Why were Sergeant Pepper and his entourage hot on the heels of men in the trenches? I felt rather confused.
Then I was stunned that Daniel Craig brought in HM, and I don’t mean Helen Mirren. I wondered if both ladies might not have preferred Sean Connery, or Pierce Brosnan as an escort. I know I would have.
At a crucial point, when Sir Chris Hoy was carrying our flag, the cameras scrolled to The Queen, who was examining her cuticles. She may have been wearing a fascinator, but fascinated she was not. She would probably have preferred watching it all on the telly. She didn’t even get to light the flame, and she was probably the most qualified to do so, as she was Corgi-registered, according to some wag.
The Czech team made me laugh with their preparation for our weather. Kirstie Allsopp was probably admiring their wellies with attitude.
Argentina marched past. I was hoping that they would be overwhelmed by British confidence and would give up all claims to the Malvinas.
Some athletes were chewing, or texting on their mobile phones. I thought of the minimum standard of behaviour that I had expected from my pupils and I bristled at the parade of bad manners.

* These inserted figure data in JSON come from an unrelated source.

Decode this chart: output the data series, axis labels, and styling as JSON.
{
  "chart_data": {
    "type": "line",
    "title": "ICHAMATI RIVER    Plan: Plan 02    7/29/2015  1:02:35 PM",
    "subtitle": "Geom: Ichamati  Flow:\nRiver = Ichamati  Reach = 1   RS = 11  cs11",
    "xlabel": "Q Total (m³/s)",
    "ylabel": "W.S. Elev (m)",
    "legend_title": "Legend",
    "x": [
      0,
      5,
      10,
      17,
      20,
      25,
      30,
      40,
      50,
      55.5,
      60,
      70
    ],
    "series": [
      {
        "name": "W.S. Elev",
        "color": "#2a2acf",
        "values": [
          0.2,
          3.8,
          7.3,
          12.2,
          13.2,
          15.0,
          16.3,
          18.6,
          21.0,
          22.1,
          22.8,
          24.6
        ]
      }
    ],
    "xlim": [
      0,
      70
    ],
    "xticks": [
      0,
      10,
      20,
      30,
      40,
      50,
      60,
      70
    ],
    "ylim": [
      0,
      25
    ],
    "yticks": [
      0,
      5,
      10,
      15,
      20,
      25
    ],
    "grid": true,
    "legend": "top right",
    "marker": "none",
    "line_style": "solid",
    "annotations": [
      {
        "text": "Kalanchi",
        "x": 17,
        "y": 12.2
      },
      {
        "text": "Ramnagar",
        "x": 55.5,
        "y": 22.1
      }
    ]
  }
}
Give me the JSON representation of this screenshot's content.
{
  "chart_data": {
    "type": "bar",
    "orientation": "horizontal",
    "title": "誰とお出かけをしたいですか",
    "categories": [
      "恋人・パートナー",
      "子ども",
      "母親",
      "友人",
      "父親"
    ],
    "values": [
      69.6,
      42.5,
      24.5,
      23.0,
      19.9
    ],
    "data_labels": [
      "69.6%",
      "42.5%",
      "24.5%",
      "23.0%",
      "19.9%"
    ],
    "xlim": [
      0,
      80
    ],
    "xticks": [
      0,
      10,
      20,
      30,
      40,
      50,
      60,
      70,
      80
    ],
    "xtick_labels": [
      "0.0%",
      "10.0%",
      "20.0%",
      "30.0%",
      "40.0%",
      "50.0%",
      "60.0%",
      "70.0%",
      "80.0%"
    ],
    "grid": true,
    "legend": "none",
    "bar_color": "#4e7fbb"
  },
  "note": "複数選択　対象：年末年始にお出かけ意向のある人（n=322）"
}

There seemed to be an accompanying toga-ed young person who cradled a copper shell which looked like a begging bowl for contributions for the country being represented. There was one Indian woman volunteer who was not in a toga and who simply muscled in on all the attention. Later she did not seem at all apologetic. I supposed that she had had her fifteen minutes of fame. That Andy Warhol has a lot to answer for.
When Switzerland marched past I was disappointed that Roger was not carrying the flag. He had sensibly gone to bed early as he had a match the following day. He was very wise, as it meant that he avoided having to repetitively sing, nah, nah, nah, nah, nah, nah, nah, at the instigation of a curiously puffy-faced Paul McCartney, who looked as if an early night and a healthy microwaveable Linda-meal would have done him good. He needn’t have felt threatened by the Arctic Monkeys, at any rate.
Rafa wasn’t there either, but half of Spain seemed to be in their parade, so no one missed him. I suppose that it gave Spaniards something to do, seeing as they don’t have any jobs.
There was a Hong Kong team and a mainland China one. No wonder they win so many medals. They cheat by entering twice.
The fireworks and pixel lighting were sensational and Heatherwick’s copper petals came together symbolically and formed a flaming cauldron, worthy of Andy Murray’s mother’s spell-inducing incantation:
Make Andy triumph over ditch-delivered drabs.
It was one thirty before I hit the sack: I knew I’d regret it over the weekend.